The sales do not include the UK asset management business, which remains a key area for Sanlam's UK owners, reports said.
Sanlam, the South
Africa-based group, plans to exit some of its UK-based
operations, including its life insurance and wealth management
units, to free up capital for its expansion in various African
markets and in India, Bloomberg and other media reported
late last week.
The insurer is buying a further stake in Morocco-based Saham
Assurance SA for about 2 billion rand ($141 million) to boost its
presence on the continent, where it already operates in over 30
countries, the news service said.
Reports said the sales don‘t include the UK asset management arm,
which will remain important to Sanlam UK’s owners.
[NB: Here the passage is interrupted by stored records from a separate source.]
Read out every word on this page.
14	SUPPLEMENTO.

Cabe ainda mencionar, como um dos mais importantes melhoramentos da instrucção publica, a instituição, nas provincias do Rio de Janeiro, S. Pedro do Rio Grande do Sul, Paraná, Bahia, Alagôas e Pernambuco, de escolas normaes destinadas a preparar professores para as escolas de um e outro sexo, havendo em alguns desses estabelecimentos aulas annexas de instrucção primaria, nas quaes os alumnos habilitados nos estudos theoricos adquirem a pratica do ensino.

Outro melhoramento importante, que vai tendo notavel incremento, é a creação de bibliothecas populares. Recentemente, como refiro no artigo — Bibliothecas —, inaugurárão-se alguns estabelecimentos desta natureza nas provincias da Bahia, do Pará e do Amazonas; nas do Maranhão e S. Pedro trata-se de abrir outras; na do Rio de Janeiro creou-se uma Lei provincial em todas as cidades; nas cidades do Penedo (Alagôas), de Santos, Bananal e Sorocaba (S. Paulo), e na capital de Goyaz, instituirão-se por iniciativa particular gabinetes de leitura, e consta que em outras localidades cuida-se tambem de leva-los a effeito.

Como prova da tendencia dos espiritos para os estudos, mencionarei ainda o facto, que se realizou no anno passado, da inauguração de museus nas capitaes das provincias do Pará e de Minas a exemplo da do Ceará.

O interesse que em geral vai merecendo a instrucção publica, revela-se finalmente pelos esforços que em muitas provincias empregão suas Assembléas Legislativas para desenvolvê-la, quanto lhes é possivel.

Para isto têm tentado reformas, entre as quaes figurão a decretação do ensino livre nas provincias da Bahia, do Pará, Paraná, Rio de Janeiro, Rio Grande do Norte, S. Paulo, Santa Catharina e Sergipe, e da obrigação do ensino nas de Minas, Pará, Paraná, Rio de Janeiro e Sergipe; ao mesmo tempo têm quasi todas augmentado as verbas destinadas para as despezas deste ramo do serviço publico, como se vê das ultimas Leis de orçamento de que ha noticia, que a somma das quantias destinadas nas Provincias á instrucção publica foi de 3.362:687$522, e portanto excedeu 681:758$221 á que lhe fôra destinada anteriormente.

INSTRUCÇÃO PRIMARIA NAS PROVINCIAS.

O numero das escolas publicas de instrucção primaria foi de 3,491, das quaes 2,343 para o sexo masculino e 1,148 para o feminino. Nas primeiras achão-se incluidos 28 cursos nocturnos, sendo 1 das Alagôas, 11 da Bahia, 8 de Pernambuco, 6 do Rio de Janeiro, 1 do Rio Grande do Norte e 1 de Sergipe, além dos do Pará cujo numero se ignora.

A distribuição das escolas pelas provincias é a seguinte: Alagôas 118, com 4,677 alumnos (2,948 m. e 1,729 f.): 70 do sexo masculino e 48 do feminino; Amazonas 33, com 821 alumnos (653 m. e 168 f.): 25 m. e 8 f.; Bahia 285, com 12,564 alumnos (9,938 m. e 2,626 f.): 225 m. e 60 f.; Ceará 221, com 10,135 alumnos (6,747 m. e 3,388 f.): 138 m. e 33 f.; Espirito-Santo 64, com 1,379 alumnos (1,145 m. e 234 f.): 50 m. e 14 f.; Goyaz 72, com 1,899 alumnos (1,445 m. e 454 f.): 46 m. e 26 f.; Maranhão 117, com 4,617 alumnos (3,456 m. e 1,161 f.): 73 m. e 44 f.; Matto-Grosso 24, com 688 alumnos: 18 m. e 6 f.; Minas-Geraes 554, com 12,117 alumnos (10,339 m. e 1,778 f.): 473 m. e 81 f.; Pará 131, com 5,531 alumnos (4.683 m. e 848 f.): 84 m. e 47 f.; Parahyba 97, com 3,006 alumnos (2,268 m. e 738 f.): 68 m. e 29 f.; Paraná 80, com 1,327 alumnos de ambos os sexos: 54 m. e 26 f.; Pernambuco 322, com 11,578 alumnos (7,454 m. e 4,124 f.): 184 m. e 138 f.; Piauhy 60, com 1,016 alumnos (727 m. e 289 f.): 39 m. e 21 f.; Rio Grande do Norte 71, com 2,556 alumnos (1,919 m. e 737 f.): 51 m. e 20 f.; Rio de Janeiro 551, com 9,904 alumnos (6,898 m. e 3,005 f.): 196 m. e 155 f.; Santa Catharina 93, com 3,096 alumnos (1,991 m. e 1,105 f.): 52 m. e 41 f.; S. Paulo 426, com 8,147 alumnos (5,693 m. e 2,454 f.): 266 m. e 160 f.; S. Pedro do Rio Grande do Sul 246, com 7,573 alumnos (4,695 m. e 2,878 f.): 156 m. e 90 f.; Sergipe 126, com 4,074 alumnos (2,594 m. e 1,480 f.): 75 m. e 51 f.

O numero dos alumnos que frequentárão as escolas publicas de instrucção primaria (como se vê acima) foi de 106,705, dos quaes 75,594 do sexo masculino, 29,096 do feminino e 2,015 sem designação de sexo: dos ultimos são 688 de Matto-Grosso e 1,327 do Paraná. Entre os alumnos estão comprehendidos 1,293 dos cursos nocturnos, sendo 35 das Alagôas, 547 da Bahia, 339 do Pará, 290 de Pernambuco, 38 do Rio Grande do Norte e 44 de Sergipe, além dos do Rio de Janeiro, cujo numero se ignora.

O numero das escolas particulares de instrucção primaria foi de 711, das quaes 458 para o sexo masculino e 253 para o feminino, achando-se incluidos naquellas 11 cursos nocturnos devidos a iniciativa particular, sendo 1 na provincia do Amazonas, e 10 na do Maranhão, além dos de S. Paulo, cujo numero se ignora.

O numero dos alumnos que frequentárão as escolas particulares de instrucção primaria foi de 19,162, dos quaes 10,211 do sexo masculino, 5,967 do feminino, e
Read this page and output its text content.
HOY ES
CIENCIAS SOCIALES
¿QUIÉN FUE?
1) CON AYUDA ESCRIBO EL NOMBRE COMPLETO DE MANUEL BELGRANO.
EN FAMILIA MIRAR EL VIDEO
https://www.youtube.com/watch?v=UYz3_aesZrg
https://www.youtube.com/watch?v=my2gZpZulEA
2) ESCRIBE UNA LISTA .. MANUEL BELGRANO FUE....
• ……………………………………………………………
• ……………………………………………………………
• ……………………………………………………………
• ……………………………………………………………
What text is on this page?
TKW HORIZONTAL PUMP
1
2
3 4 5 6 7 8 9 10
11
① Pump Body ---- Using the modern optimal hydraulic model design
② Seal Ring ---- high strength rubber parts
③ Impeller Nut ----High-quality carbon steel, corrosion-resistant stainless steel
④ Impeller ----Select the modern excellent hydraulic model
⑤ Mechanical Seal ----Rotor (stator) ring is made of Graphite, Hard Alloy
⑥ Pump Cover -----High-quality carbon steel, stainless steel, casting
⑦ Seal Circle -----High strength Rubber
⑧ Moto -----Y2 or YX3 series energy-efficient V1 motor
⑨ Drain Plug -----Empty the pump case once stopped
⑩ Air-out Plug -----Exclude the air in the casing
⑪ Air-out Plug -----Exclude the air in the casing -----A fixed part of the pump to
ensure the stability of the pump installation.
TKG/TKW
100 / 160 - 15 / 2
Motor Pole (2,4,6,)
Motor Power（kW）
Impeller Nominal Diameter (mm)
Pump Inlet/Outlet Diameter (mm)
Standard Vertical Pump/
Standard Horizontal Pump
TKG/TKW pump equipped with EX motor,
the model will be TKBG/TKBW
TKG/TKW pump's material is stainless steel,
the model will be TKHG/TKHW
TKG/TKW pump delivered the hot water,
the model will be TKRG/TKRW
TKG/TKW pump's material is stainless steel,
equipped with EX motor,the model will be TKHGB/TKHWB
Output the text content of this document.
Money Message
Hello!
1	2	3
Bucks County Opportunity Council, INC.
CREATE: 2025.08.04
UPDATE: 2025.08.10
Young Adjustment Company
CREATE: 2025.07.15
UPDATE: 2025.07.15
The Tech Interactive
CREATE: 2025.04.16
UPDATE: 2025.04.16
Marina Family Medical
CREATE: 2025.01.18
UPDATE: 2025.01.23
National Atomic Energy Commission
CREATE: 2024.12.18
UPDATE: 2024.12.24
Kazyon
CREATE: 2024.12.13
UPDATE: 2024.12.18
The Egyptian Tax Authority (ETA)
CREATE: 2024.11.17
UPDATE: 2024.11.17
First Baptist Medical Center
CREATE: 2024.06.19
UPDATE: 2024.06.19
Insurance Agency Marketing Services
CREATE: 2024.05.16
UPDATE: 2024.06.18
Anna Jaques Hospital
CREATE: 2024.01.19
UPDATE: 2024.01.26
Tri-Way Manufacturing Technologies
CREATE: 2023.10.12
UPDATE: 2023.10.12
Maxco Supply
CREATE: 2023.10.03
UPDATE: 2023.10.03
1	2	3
WealthBriefing is seeking further details, and may
update in due course.
“We will maintain an asset management business in the UK,” chief
executive officer Paul Hanratty was quoted as saying. “Our other
domestic businesses we’re exiting as they don’t form part of our
strategy.”
The Cape Town-based firm has already received £75 million ($103
million) for Nucleus Financial Group after finalising its sale in
August. It is also exploring the disposal of its insurance,
pensions and wealth businesses in the UK.
The CEO declined to disclose the value of the businesses Sanlam
is exiting.
In late August, Sanlam UK confirmed that it would be winding down
its advisor network – Sanlam Partnerships Limited.